Removing these same pages from my sitemap #

Within a couple of days of making the change above, Google added a bunch of warning statements about my site to the search console. The issue was that I had submitted pages for indexing (by having them in my sitemap) that I had marked as noindex. This seems like a mistake, but I had mixed feelings. As I mentioned above, I do want these pages to be crawled and their links to be followed, so submitting them to Google seemed fine. On the other hand, there are links to the blog on every page and tag links at the bottom of each post, so those pages are going to be found either way. I decided it would be best to have a clean report from the search console, so I needed to remove these list pages from my sitemap. In Hugo, the sitemap is a built-in template, so you can’t edit it, but you can override by adding your own.

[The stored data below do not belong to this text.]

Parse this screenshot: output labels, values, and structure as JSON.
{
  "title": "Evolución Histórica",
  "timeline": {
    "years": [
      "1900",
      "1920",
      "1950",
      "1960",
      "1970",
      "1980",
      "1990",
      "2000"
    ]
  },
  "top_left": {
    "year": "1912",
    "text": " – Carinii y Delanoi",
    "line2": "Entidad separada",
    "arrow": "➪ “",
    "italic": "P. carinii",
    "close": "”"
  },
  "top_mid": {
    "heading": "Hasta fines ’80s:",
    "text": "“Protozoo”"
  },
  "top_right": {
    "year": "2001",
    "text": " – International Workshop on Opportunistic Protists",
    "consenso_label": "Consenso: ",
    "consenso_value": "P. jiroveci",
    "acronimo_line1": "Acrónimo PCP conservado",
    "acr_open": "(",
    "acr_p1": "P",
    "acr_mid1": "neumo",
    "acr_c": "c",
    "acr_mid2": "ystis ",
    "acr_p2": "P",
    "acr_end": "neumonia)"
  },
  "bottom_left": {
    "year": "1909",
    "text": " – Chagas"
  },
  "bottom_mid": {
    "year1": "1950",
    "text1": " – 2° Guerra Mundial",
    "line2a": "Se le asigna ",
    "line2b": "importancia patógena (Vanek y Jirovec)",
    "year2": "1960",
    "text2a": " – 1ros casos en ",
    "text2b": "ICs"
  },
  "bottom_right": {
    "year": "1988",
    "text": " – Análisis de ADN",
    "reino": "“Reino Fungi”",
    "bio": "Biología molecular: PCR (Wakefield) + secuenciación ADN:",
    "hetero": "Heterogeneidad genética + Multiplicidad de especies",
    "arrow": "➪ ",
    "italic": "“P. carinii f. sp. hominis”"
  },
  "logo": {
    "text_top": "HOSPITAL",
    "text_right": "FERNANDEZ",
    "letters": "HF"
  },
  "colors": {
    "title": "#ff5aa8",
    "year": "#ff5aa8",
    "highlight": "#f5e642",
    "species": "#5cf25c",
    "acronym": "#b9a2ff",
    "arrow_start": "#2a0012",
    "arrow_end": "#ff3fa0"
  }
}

{{ printf "<?xml version=\"1.0\" encoding=\"utf-8\" standalone=\"yes\" ?>" | safeHTML }}
<urlset xmlns="http://www.sitemaps.org/schemas/sitemap/0.9"
  xmlns:xhtml="http://www.w3.org/1999/xhtml">
  {{ range where .Data.Pages "Type" "not in" "[\"blog\", \"tags\"]" }}
  <url>
    <loc>{{ .Permalink }}</loc>{{ if not .Lastmod.IsZero }}
    <lastmod>{{ safeHTML ( .Lastmod.Format "2006-01-02T15:04:05-07:00" ) }}</lastmod>{{ end }}{{ with .Sitemap.ChangeFreq }}
    <changefreq>{{ . }}</changefreq>{{ end }}{{ if ge .Sitemap.Priority 0.0 }}
    <priority>{{ .Sitemap.Priority }}</priority>{{ end }}{{ if .IsTranslated }}{{ range .Translations }}
    <xhtml:link
                rel="alternate"
                hreflang="{{ .Lang }}"
                href="{{ .Permalink }}"
                />{{ end }}
    <xhtml:link
                rel="alternate"
                hreflang="{{ .Lang }}"
                href="{{ .Permalink }}"
                />{{ end }}
  </url>
  {{ end }}
</urlset>

Similar to the earlier change, adding a where clause to the loop skips these list pages

{{ range where .Data.Pages "Type" "not in" "[\"blog\",\"tags\"]" }}

A few days later (most changes to your site are going to take Google a while to react to), the warnings went away, and I took pride in my clean search console report.

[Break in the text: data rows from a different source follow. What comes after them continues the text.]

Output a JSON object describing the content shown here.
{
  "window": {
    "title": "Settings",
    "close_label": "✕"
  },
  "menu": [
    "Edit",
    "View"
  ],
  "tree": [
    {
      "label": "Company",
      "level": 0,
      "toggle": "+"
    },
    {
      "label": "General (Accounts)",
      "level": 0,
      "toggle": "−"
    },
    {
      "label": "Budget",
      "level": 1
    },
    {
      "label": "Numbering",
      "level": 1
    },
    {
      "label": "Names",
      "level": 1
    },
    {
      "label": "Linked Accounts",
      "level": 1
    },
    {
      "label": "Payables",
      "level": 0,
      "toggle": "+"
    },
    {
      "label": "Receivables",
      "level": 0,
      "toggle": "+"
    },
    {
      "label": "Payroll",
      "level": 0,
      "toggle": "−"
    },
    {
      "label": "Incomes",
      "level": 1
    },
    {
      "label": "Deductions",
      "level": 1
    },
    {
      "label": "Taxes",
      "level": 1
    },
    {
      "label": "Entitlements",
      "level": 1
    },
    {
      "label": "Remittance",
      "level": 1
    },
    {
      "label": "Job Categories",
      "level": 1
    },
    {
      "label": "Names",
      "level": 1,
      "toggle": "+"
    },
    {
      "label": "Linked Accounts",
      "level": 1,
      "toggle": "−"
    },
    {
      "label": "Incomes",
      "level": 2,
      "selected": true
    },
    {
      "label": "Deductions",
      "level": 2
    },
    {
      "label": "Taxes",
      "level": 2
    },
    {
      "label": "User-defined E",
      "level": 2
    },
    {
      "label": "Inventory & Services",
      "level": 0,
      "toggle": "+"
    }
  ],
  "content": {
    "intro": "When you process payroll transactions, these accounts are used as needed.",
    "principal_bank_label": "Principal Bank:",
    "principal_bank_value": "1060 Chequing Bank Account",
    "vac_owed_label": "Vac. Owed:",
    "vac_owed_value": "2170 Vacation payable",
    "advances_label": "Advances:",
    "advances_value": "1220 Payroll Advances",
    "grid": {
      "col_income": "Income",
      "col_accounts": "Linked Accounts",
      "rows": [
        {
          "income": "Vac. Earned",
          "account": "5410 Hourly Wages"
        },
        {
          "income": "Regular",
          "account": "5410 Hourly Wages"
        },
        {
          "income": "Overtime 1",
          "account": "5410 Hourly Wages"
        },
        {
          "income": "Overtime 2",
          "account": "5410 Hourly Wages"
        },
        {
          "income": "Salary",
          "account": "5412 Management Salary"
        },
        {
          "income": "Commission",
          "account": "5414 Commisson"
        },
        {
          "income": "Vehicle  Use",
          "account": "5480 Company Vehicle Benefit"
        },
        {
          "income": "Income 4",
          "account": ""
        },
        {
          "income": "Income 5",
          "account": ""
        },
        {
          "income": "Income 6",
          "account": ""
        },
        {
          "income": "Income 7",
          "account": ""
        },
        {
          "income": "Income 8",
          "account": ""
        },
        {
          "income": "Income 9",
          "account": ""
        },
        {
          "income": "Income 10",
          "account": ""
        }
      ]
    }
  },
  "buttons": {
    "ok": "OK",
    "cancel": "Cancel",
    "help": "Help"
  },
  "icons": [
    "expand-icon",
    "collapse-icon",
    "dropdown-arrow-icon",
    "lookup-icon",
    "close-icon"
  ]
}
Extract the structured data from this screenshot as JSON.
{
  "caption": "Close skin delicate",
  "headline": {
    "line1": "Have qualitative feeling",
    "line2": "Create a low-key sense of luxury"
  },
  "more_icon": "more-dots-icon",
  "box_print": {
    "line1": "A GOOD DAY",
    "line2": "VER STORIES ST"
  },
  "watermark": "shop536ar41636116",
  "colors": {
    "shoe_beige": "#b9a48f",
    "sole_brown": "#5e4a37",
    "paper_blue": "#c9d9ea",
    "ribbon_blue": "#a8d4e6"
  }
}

Getting Google to use my page descriptions #

This one was just a complete mistake on my part. I have been setting the description metadata on all my posts, in the YAML block at the top of the markdown file, and I was just assuming it was turning into the meta description in the HTML output. As I was making the earlier noindex change, I replaced a robots value of noodp which is no longer supported but used to indicate that Google should use your page’s description instead of one from a public directory. That led to me wondering how my descriptions were showing up on Google and doing some test searches. In every case, Google had inferred a description from the first paragraph or so of content instead of using the description I supplied in my posts. Turns out that my theme was happily auto-generating this summary snippet, because the template had

<meta name="description" content="{{ if .IsHome }}{{
.Site.Params.homeSubtitle }}{{ else }}{{ .Summary | plainify }}{{ end
}}\" />

The .Summary variable can be supplied in the YAML at the top of your posts, but if it is not provided then Hugo will take the first 70 words. This is an excellent feature, but I had gone ahead and provided a `description` value on each page, so I changed the template to use that first if it is available. I left .Summary in there as a fallback.

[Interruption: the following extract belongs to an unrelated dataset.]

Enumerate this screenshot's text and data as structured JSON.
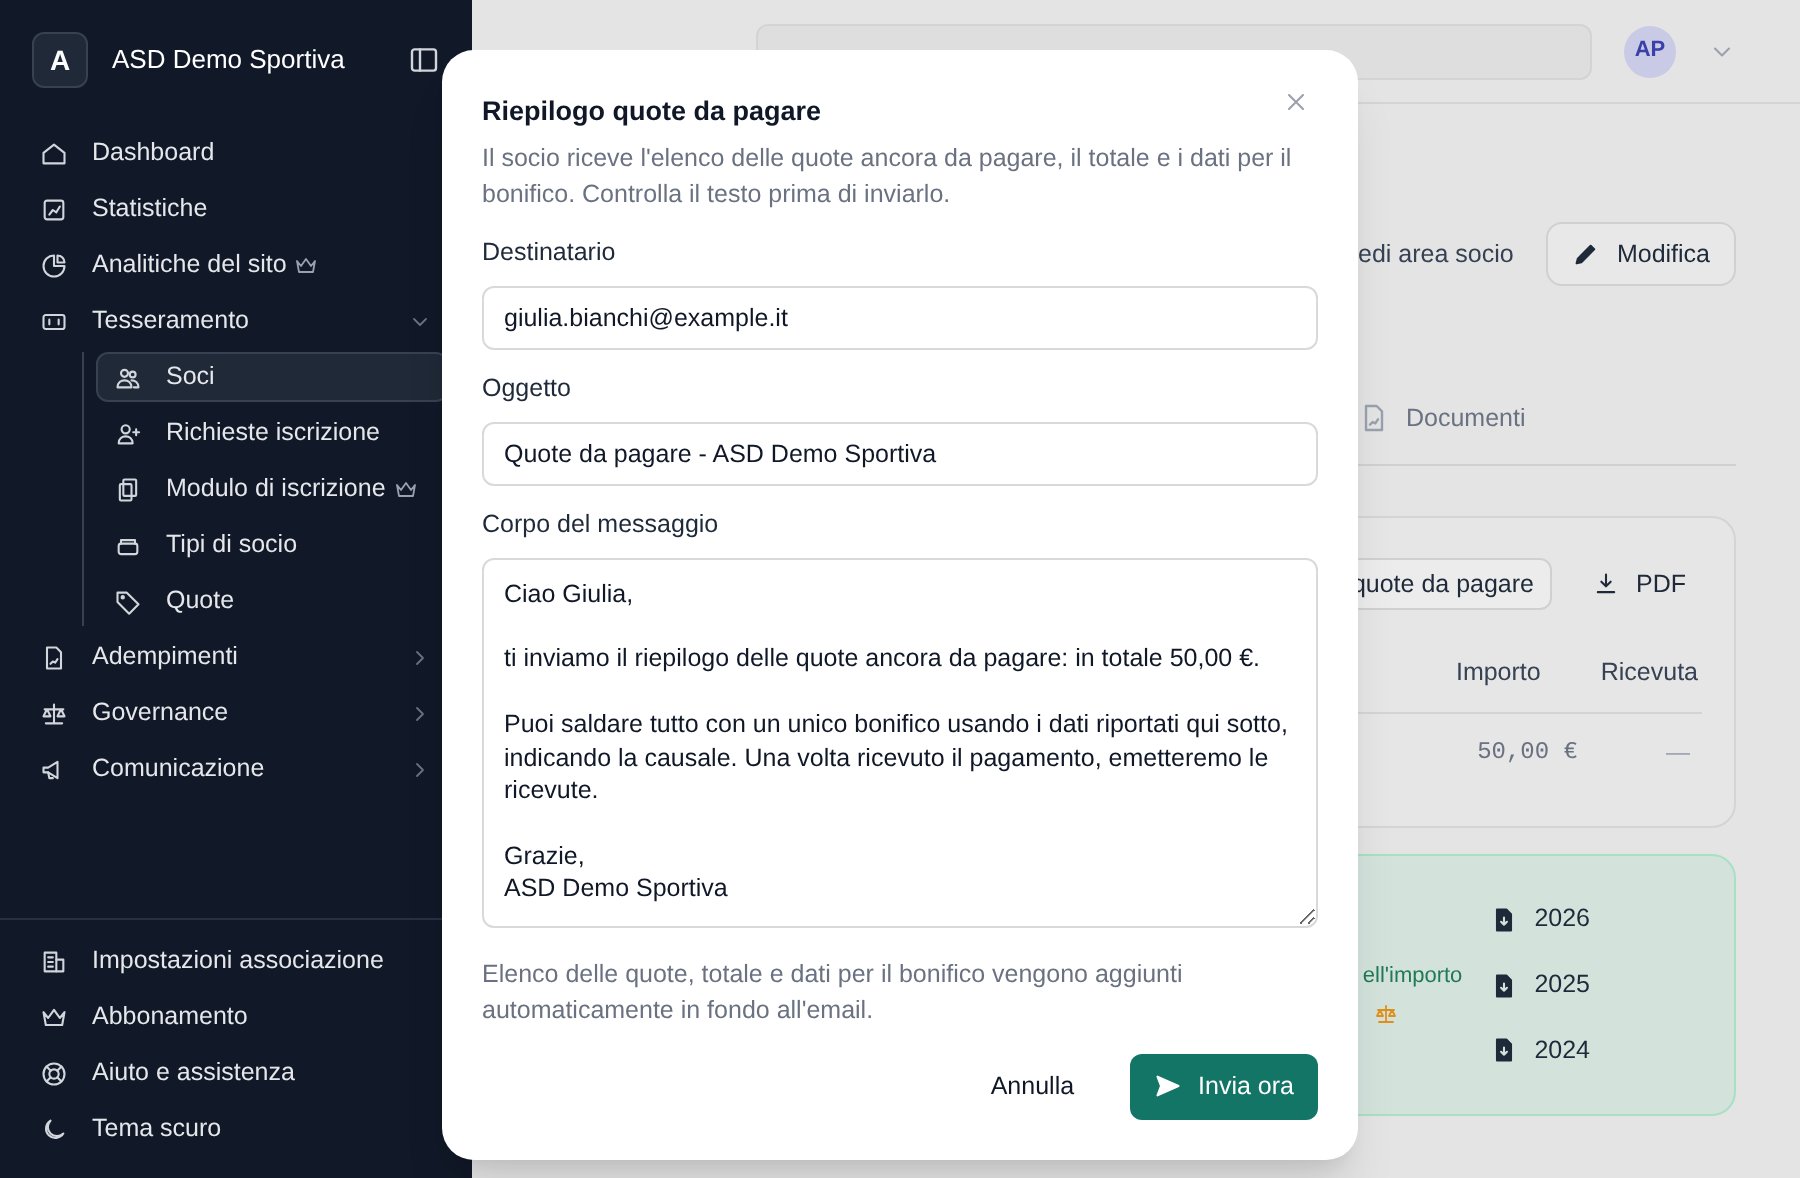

<meta name="description" content="{{ if .IsHome }}{{
.Site.Params.homeSubtitle }}{{ else }}{{ with .Description }}{{ . }}{{
else }}{{if .IsPage}}{{ .Summary | plainify }}{{ else }}{{ with
.Site.Params.description }}{{ . }}{{ end }}{{ end }}{{ end }}{{ end }}"
/>

Google can ignore your suggestion for a description, especially if it is short, and generate one from the page content instead but I still prefer to provide my own as a starting point.

Practicing what I preach #

Part of my motivation in fixing these issues was just to ensure I was doing the same best practices that I would advise other folks to do. Google, and other search engines, is remarkably capable of pulling all your content into its index even when you make a few mistakes, but it is still better to do some tests and fix up any issues you see. I’m sure there are a few more issues that I haven’t noticed yet, feel free to let me know if anything jumps out at you!